How to bring tourists back to the Pendjari National Park in north-western Benin? This is one of the objectives of a project that will be carried out by African Parks Networks (APN), the association that ensures the delegated management of this nature reserve. A partnership was recently signed between the Beninese government and APN for the rehabilitation and enhancement of the Pendjari National Park.
The 10-year project will include the development of infrastructure to facilitate access to the park for tourists. The African Parks Networks (APN) will work to strengthen the conservation of the biodiversity of the natural area while emphasizing security which is an important issue. The objective is to bring back tourists who have been avoiding this part of Benin since May 2019, when two French tourists were abducted in the Pendjari National Park.
The biodiversity census
According to the Beninese government, the situation is now under control in the Pendjari International Park. “Despite the May 1, 2019 incident, the Pendjari Park has reached cruising speed in terms of biodiversity conservation. All the threatened species have started to reproduce again,” explains the Beninese Minister for the Living Environment and Sustainable Development. Due to the unfavourable security conditions, the government has had to install a security strip between Benin and the border countries to the north”.
Despite these incidents, the park remains one of the richest biodiversity reserves in West Africa. According to the APN, Pendjari National Park has the largest population of elephants in the region and the largest population of lions in West Africa. A critically endangered species, less than 400 adults remain, of which 25% live in Pendjari.
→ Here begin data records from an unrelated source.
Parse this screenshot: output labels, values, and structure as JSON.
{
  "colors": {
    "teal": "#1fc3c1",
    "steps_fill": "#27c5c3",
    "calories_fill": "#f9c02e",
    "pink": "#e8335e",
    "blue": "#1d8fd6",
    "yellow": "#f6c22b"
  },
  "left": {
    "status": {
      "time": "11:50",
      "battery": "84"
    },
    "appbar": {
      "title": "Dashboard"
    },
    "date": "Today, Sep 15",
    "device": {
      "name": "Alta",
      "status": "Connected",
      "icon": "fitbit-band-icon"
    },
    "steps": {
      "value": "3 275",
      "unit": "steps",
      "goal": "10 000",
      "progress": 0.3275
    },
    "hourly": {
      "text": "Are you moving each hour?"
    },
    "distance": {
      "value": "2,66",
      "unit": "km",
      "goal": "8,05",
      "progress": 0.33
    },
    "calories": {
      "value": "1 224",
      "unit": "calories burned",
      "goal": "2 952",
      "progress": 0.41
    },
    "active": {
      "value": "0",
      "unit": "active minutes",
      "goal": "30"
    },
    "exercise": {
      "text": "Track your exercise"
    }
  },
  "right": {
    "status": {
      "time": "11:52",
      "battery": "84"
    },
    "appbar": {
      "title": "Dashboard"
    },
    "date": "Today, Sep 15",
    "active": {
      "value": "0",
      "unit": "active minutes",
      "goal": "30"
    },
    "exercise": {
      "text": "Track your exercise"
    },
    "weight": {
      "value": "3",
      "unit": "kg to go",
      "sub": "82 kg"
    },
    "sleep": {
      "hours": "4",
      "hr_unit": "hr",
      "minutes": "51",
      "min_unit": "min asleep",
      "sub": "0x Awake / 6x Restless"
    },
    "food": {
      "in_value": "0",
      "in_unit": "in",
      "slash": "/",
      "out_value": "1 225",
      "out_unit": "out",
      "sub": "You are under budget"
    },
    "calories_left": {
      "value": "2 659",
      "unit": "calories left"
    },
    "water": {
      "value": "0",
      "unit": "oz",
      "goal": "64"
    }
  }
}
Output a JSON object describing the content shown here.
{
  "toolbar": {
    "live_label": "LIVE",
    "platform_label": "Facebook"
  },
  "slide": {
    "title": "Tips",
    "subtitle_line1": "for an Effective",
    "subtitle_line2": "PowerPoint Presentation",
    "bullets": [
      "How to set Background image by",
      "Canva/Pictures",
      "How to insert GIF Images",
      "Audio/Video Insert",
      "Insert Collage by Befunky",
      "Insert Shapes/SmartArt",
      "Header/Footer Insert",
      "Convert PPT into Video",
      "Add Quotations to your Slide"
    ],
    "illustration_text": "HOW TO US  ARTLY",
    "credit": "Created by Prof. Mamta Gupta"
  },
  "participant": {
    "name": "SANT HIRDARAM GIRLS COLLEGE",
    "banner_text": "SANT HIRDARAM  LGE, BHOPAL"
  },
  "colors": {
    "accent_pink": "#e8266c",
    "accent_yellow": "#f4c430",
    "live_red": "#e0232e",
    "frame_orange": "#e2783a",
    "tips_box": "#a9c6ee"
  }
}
The vast Pendjari landscape contains important wetlands that are essential for a number of local species, including cheetahs, buffaloes, various species of antelope and more than 460 species of birds.
Some animals, notably elephants and leopards, have been placed under telematic surveillance. As part of its partnership with the State of Benin, the African Parks Networks plans to facilitate collaboration in the Pendjari between Beninese researchers and international organizations. This work will make it possible to inventory the flora and fauna of the park.
Funding for the project
The APN project will strengthen government initiatives and bring tourists back to the 4,800 km² park. The organization also intends to raise awareness among Beninese youth about biodiversity preservation. The African Parks Networks (APN) will spend 15.6 billion CFA francs (around 26 million euros) on the implementation of its project. Funding will be provided to the tune of 12 billion CFA francs by donors and 3.6 billion by the Beninese government.